Three weeks later and Veronica and Betty checked on me.  They blabbered about what could be wrong, why I was brooding more than usual.  I didn’t reply, but my head perked up when they mentioned (Y/N).  They noticed.


She’s here.

She was born in Riverdale.

And so, a little light shined on the dark mystery of Riverdale’s (Y/N) (Y/L/N) like the calm before the storm.  The writer becomes the reader, the reader becomes the read. I found myself hooked on her just from a little information, like a drug addict craving his fix.  New girls can never hide in a small town like Riverdale, but God, I knew (Y/N), in all her enigmatic splendor, would lurk in the shadows of this town for as long as she possibly could.

As soon as she walked out of Pop’s that night, I told myself she would never return.  I told myself that she would probably leave Riverdale for good, and it’d be all because of me.  But lo and behold, 24 hours later, a familiar face entered my booth.

What is her name?

We haven’t spoken in two weeks; she’s still here, but we don’t talk.  Her real name remains a mystery to me.


A name.
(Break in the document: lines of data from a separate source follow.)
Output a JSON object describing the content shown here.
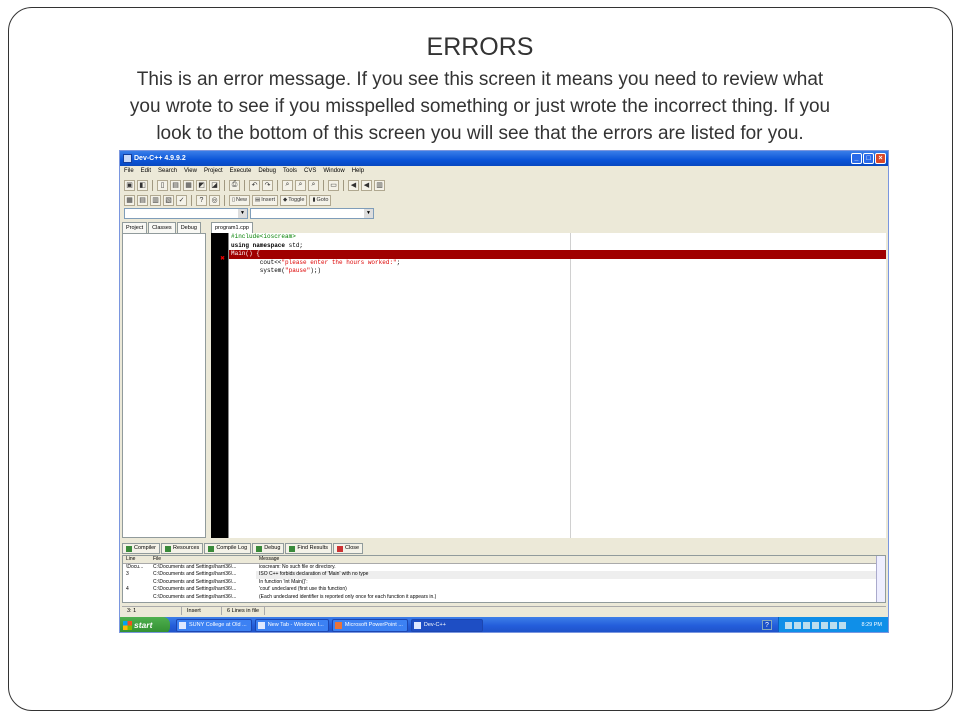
{
  "slide": {
    "title": "ERRORS",
    "body_lines": [
      "This is an error message. If you see this screen it means you need to review what",
      "you wrote to see if you misspelled something or just wrote the incorrect thing. If you",
      "look to the bottom of this screen you will see that the errors are listed for you."
    ]
  },
  "window": {
    "title": "Dev-C++ 4.9.9.2",
    "controls": [
      "_",
      "□",
      "×"
    ]
  },
  "menu": [
    "File",
    "Edit",
    "Search",
    "View",
    "Project",
    "Execute",
    "Debug",
    "Tools",
    "CVS",
    "Window",
    "Help"
  ],
  "toolbar2": {
    "new_label": "New",
    "insert_label": "Insert",
    "toggle_label": "Toggle",
    "goto_label": "Goto"
  },
  "left_tabs": [
    "Project",
    "Classes",
    "Debug"
  ],
  "editor": {
    "tab_label": "program1.cpp",
    "error_marker": "✖",
    "lines": {
      "l1": "#include<ioscream>",
      "l2_kw": "using namespace",
      "l2_rest": " std;",
      "l3": "Main() {",
      "l4_pre": "        cout<<",
      "l4_str": "\"please enter the hours worked:\"",
      "l4_post": ";",
      "l5_pre": "        system(",
      "l5_str": "\"pause\"",
      "l5_post": ");)"
    }
  },
  "bottom_tabs": [
    "Compiler",
    "Resources",
    "Compile Log",
    "Debug",
    "Find Results",
    "Close"
  ],
  "log": {
    "headers": {
      "line": "Line",
      "file": "File",
      "message": "Message"
    },
    "rows": [
      {
        "line": "\\Docu...",
        "file": "C:\\Documents and Settings\\harri36\\...",
        "message": "ioscream: No such file or directory."
      },
      {
        "line": "3",
        "file": "C:\\Documents and Settings\\harri36\\...",
        "message": "ISO C++ forbids declaration of 'Main' with no type"
      },
      {
        "line": "",
        "file": "C:\\Documents and Settings\\harri36\\...",
        "message": "In function 'int Main()':"
      },
      {
        "line": "4",
        "file": "C:\\Documents and Settings\\harri36\\...",
        "message": "'cout' undeclared (first use this function)"
      },
      {
        "line": "",
        "file": "C:\\Documents and Settings\\harri36\\...",
        "message": "(Each undeclared identifier is reported only once for each function it appears in.)"
      }
    ]
  },
  "status": {
    "position": "3: 1",
    "mode": "Insert",
    "lines_info": "6 Lines in file"
  },
  "taskbar": {
    "start_label": "start",
    "items": [
      "SUNY College at Old ...",
      "New Tab - Windows I...",
      "Microsoft PowerPoint ...",
      "Dev-C++"
    ],
    "clock": "8:29 PM"
  },
  "colors": {
    "error_line": "#a00000",
    "xp_blue": "#245edb"
  }
}
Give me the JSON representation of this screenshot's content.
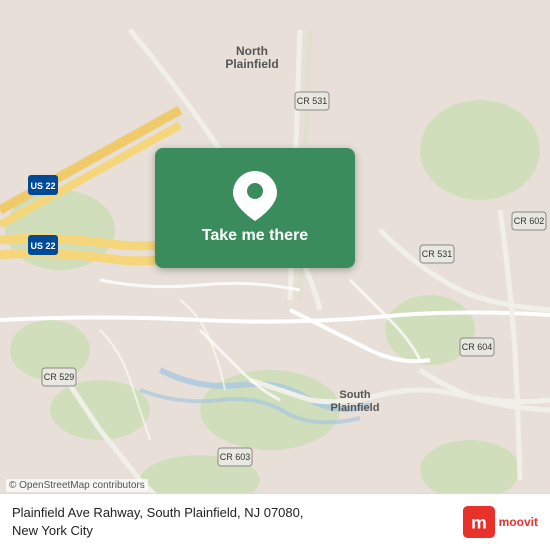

Everything is given a name, but a name does not define anything.  We call the number two so that we can define a value, but we could call two a horse and it would still have the same value.  I refer to (Y/N) as (Y/N), because that is the girl who sat across my booth.  That is the girl who I spent months developing a relationship with, and that is the girl I grew to love.

She told me her real name.  She said it with tears blurring her vision and a trembling lip, and when she choked it out I moved next to her and held her as she cried.  I enveloped her in a hug and I held her as all the sadness that she carried with her spilled out, and once it was all out of her system I wiped away her tears.  I kept holding her.  With a shaky voice she asked me why I was still there, why hadn’t I left?  I replied that I could never leave her. After all, I called her every night she was gone.

Then I told her I love her.

And she smiled, because I think deep down she knew.  She kissed me so softly, it felt like my lips were brushing up against flower petals.  I knew that was her way of telling me she loves me too.  We broke apart and I stared into her stained-glass eyes, and I remembered how it felt looking into them for the first time.  But this time was different.  Because now I knew the story behind those eyes, now I knew what those eyes have seen, and now I knew what emotions those eyes hid.

Now I know.

I whispered in her ear, my lips barely brushing against her skin, and told her I would call her by the name I knew her by.  I would call her (Y/N) (Y/L/N) because that is the girl I fell in love with, and that is the girl I want to continue to love.  She was no longer the enigma sitting across from me, nor was she the strange new girl in Riverdale.

Her name is (Y/N), and she is the girl I love.